During his testimony, which started on November 28, 2024, Bashota told the court that even after the KLA was structured and the General Staff was formed, the KLA’s Operational Zones elected their own commanders and had much control over their areas. “After the structuring, the General Staff only confirmed their names as zone commanders,” Bashota told the court.
The defence in the Thaci trial is seeking to prove that the KLA did not have a rigid command structure like a normal army, and so the defendants were not responsible for crimes were committed by lower-ranking fighters.
According to Bashota, before the General Staff was formed, another structure operated, of which Thaci was not a member. Bashota told the court that former KLA commander Bislim Zyrapi and other career military officers decided to start structuring the KLA because groups were operating separately and without “control”.

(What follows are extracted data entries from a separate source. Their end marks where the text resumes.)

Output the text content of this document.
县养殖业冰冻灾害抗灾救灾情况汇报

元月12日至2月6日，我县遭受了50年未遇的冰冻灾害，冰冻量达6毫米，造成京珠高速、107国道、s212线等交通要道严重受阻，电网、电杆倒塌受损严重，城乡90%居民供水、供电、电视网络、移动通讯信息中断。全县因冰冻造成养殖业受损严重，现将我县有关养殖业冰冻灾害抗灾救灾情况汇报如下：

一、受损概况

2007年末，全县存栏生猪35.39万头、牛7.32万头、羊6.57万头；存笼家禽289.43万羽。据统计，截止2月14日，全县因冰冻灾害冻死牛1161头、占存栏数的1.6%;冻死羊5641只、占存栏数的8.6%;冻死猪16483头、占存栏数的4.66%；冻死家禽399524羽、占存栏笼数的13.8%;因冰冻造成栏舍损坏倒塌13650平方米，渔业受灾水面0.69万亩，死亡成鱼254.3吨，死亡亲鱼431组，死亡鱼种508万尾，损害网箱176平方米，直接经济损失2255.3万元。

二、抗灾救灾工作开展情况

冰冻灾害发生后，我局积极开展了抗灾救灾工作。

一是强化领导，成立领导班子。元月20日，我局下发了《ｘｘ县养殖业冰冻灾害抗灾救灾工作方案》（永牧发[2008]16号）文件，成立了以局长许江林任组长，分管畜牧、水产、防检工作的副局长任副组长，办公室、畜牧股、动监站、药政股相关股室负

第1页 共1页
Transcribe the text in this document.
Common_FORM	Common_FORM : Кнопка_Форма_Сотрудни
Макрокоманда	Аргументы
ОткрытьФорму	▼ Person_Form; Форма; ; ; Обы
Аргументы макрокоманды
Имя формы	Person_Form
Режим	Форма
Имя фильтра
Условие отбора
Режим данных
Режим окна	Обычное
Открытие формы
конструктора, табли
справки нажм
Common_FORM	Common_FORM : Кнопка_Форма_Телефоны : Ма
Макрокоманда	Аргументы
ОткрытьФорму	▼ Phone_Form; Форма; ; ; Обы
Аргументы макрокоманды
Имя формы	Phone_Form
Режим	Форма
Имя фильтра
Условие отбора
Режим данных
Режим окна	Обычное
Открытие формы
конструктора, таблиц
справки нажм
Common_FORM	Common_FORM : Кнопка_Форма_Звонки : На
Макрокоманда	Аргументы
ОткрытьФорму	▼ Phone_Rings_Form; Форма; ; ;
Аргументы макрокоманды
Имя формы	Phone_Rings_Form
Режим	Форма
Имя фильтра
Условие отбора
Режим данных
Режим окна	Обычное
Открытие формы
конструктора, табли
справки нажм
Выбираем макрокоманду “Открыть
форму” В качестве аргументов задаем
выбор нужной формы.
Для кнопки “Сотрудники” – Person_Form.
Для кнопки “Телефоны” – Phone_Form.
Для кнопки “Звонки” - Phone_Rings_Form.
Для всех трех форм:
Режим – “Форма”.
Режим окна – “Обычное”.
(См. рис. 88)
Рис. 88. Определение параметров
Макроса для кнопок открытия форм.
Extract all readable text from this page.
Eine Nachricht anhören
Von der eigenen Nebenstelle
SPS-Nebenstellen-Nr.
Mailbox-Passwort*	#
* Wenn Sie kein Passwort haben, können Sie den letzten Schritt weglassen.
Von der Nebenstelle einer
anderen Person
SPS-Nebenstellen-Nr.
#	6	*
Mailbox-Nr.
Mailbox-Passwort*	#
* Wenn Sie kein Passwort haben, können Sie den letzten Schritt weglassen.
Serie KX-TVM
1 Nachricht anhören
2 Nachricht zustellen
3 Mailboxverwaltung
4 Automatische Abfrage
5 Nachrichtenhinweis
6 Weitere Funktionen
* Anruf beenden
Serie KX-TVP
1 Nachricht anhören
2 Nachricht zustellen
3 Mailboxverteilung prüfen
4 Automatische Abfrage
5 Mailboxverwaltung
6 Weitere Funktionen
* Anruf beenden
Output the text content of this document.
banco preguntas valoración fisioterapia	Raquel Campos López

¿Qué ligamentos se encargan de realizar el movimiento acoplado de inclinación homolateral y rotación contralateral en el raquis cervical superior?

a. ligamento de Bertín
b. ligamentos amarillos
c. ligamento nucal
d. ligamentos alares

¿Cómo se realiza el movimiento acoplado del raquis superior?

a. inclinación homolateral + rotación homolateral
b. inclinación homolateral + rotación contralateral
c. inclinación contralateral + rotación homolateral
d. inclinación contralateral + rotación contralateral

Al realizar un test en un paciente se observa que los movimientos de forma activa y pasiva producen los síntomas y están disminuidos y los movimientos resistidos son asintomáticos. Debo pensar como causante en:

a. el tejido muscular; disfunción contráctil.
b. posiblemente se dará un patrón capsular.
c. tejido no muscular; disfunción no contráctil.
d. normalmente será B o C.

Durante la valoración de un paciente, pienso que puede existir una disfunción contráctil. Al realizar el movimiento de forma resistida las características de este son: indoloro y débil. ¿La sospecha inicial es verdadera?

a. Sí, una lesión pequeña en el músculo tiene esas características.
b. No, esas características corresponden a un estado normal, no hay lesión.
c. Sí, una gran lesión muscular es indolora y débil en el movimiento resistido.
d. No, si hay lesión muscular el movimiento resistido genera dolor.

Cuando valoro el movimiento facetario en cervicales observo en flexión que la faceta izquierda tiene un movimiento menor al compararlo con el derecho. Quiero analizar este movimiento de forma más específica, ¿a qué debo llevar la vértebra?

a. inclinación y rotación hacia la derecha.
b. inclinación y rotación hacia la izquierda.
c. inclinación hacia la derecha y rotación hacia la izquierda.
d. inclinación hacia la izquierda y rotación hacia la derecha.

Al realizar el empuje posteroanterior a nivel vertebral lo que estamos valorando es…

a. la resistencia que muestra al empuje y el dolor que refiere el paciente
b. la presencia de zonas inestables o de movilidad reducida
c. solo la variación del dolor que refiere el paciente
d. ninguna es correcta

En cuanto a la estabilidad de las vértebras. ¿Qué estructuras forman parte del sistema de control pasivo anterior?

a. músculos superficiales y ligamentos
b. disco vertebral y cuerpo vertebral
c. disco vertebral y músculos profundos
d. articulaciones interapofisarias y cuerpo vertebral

But he said problems with fighters on the ground continued nonetheless, and one such case was the July 1998 attack on Rahovec/Orohovac.
The indictment against Thaci and three others claims that, “in mid-July 1998, KLA units attacked Rahovec/Orahovac and its surrounding villages, during which Serb civilians were abducted and later detained, mistreated, and killed.”
But Bashota told the court that the Operational Zones, not the General Staff, decided on the attack on Rahovec/Orohovac. “It was a very big mistake,” he said.
“We were not prepared to enter and attack a place where civilians reside because of the high scale of risk to the citizens, and we did not dare to take such a decision in urban areas,” he added.
“It had its own consequences. We had big losses there and it was a miscoordination of the soldiers in that area,” he continued.
Thaci and three other defendants, Jakup Krasniqi, Rexhep Selimi and Kadri Veseli, are accused of having individual and command responsibility for crimes committed against prisoners held at KLA detention facilities in Kosovo and Albania, including 102 murders.
The crimes were allegedly committed between at least March 1998 and September 1999, during and just after the war in Kosovo. The defendants have pleaded not guilty.
The Specialist Chambers are part of Kosovo’s judicial system but are located in The Hague and staffed by internationals, established under pressure from the country’s Western allies who believed Kosovo’s own justice system was not robust enough to try KLA cases and protect witnesses from intimidation.
However, many Kosovo Albanians believe the court is ethnically biased and denigrates the KLA’s just war against Serbian repression.